Design Recommendations:Accuracy vs. Less Input • Don’t sacrifice accuracy for the sake of generating quick recommendations. Users don’t mind rating more items to receive quality recommendations. • A possible way to achieve this: have multilevel recommendations. Users can initially use the system by providing one rating, and are offered subsequent opportunities to refine recommendation • One needs a happy medium between too little input (leading to low accuracy) and too much input (leading to user impatience)
Design Recommendations: New Unexpected Items Design Recommendations: New Unexpected Items • Users like Rec. Systems as they provide information about new, unexpected items. • List of recommended items should include new items which the user might not find out in any other way. • List could also include some unexpected items (e.g., from other topics / genres) which the user might not have thought of themselves.
Design Recommendations: Trust Generating Items • Users (especially first time users) need to develop trust in the system. • Trust in system is enhanced by the presence of items that the user has already enjoyed. • Generating some very popular (which have probably been experienced previously) in the initial recommendation set might be one way to achieve this.

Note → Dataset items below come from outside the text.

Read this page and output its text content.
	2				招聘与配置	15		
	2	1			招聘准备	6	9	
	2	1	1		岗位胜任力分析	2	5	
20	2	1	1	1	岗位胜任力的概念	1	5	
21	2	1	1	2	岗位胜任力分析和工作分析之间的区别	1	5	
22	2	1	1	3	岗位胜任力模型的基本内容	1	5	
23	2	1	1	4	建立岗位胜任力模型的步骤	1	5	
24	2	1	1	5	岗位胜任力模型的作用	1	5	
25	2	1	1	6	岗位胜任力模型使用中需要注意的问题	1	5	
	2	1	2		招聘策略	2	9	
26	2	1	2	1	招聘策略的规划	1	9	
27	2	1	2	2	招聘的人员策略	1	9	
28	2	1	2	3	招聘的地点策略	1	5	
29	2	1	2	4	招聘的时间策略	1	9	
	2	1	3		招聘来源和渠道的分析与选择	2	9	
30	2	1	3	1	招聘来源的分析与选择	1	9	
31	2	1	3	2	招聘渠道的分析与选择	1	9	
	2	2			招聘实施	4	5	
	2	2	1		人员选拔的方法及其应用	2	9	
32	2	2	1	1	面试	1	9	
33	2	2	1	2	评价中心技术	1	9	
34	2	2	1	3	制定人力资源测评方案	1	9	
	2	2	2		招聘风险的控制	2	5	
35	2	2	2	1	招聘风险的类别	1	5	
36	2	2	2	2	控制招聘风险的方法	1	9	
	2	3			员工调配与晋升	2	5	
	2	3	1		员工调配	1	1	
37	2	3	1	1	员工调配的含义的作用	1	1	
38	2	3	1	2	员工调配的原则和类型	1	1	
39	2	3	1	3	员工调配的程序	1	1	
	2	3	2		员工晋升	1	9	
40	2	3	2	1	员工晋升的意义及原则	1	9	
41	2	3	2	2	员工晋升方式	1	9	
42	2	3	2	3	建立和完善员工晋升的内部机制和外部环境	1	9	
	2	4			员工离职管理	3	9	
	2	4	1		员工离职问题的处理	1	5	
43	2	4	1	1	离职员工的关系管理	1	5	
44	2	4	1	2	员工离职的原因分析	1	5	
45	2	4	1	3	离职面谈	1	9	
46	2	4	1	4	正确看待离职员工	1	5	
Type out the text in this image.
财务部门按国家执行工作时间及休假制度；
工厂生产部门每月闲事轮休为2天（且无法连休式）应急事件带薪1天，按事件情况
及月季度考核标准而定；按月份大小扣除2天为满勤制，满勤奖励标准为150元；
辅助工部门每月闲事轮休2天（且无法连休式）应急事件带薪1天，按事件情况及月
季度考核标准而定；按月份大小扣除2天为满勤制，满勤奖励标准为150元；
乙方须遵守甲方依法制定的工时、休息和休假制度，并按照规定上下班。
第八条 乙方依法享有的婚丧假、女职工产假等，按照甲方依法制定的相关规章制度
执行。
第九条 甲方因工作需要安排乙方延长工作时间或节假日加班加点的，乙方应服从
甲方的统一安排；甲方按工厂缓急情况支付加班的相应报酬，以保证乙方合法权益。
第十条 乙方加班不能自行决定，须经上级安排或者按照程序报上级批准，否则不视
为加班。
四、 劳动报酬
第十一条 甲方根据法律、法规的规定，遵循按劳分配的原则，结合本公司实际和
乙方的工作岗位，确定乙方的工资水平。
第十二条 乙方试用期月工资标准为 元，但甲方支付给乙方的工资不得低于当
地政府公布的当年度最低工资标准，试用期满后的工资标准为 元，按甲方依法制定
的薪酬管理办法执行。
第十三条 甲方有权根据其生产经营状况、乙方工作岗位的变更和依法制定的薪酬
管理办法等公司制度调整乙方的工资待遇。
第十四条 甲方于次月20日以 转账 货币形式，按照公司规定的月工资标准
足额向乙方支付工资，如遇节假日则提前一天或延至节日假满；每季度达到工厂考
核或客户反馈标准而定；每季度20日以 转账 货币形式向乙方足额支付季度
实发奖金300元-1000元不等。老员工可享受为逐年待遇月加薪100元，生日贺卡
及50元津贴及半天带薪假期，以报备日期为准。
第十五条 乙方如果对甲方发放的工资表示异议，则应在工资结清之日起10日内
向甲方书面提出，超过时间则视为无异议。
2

Design Recommendations: Mix of Items • Systems need to provide a mix of different kinds of items to cater to different users: • Trust Generating Items: A few very popular ones, which the system has high confidence in • Unexpected Items: Some unexpected items, whose purpose is to allow users to broaden horizons. • Transparent Items: At least some items for which the user can see the clear link between the items he /she rated and the recommendation. • New Items: Some items which are new. Question: Should these be presented as a sorted list / unsorted list/ different categories of recommendations?
Design Recommendations: Continuous Scales for Input • Allow users to provide ratings on a continuous scale. • One of the reasons users liked Sleeper was because it allowed them to rate on a continuous scale. Users did not like binary scales.
Limitations of Study • Simulated first-time visit, did not allow system to learn user preferences over time • Source of recommendations known to subjects—might have biased towards friends • Fairly homogenous group of subjects, no novice users
Future Plans: Second Generation Music Recommender Systems • Have evolved beyond previous systems • Use a variety of sophisticated algorithms to map users preferences over music domain • Require a lot more input from the user • Users can sample recommendations during the study!